No amount of data-size or statistical methods will make up for the inherent bias present in the data.
Types of Biases
Some common examples of biases are:
Apprehension bias: This one is pretty nasty, and you’d be surprised how common it is. This type of bias stems from when a study participant responds differently due to being observed. A simple example is that patients could become anxious as a result of visiting their health professionals. They may also become anxious at the thought of having their blood pressure taken before it has been taken. As a result, this could raise their blood pressure, giving a biased record of what their physiological blood pressure is. You can tie it back to your user-research use-cases, where the participant might be behaving differently than they would otherwise, just because you are innocently trying to observe their behavior. (Paradox? Christopher Nolan’s next script?)
Attrition bias: This is usually a result of the unequal loss of participants from study groups in a trial/sample. Imagine trying to assess the impact of diets on patients with depression. But, severely depressed patients might be finding it difficult to continue the study and bailing out.
Selection bias: Literary digest sample had a selection bias in it. It didn’t give a good chance to non-republican voters to participate since the subscribers were mostly Republicans. Next time when you send out any surveys, or customer research artifacts, always ask this question. ‘Does everyone in my customer segment have an equal chance to participate in this survey?’ The answer might not be straight-forward. You go to the street-market, you bias your sample against stay-at-homes. Go door-to-door, you bias against employed people who might not be at homes a lot, or at least during office hours. (example is taken from How to Lie with statistics)
Publication bias: Positive studies are far more likely to be published than the negative ones. The source of bias isn’t the studies, but due to the skewed ratio of publication of positive findings as compared to negative findings. Example? Read this from The New York Times’s article Antidepressant Studies Unpublished that says:
“The makers of antidepressants like Prozac and Paxil never published the results of about a third of the drug trials that they conducted to win government approval, misleading doctors and consumers about the drugs’ true effectiveness, a new analysis has found. In published trials, about 60 percent of people taking the drugs report significant relief from depression, compared with roughly 40 percent of those on placebo pills. But when the less positive, unpublished trials are included, the advantage shrinks: the drugs outperform placebos, but by a modest margin, concludes the new report, which appears Thursday in The New England Journal of Medicine.“
There are a lot of different kinds of biases. In fact there is a catalog of biases.
Once you know which kind of bias may be present, you can work on fixing the problem.

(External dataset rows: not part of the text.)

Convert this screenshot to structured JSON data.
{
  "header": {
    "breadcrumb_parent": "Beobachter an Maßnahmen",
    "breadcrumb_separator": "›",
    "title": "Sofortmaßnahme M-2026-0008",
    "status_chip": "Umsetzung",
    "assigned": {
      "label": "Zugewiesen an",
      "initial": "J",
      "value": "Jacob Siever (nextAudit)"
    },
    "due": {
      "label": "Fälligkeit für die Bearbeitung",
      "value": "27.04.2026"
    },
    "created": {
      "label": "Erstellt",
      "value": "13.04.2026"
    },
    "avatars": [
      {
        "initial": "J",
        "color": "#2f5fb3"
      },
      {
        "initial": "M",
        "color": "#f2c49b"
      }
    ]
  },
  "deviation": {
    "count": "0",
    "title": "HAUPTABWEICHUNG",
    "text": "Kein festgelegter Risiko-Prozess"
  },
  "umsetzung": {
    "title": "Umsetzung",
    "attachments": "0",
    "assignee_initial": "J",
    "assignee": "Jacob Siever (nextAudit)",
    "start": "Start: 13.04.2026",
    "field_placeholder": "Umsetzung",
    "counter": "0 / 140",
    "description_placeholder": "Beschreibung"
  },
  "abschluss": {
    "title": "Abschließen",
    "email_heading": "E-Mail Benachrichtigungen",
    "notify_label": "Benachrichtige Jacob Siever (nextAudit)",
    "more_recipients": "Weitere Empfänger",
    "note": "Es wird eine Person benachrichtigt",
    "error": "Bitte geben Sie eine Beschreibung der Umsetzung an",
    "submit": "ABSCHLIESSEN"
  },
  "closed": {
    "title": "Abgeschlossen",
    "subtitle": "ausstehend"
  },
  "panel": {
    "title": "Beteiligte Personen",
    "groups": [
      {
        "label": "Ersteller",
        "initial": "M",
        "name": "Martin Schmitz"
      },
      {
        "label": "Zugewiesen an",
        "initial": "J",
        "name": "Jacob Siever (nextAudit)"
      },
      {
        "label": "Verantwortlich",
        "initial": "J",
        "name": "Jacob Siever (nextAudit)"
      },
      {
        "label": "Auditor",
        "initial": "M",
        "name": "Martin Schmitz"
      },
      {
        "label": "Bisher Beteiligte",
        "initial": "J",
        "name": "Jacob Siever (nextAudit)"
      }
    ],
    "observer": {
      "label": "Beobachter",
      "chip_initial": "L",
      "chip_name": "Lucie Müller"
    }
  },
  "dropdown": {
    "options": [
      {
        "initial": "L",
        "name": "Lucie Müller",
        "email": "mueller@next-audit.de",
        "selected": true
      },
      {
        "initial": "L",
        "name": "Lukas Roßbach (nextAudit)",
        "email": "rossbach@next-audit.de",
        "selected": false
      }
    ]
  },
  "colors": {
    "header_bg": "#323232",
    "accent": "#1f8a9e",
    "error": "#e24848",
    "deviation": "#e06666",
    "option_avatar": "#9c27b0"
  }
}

A simple example would be, If you do door-to-door research, where your sample might be biased against employed people, you can visit them at different times, on weekends, etc where you might find the people that were generally missing from the dataset you first created.
By now, you should start appreciating these facts:
1) A representative sample is a precursor to getting correct insights into the problem you intend to solve.
2) Getting good data is harder than it looks.
3) It’s easy to make mistakes by applying good statistical methods on bad samples.
4) Size matters, a bigger sample is better, but no amount of data will make up for the harm caused by a biased sample.
If you have a truly random sample, then it’s a very good chance that it is representative of the population you are targeting. But it’s easier said than done as we have seen in the above example. The test of the random sample is very simple.
Does everyone in the group have equal chance to be in the sample?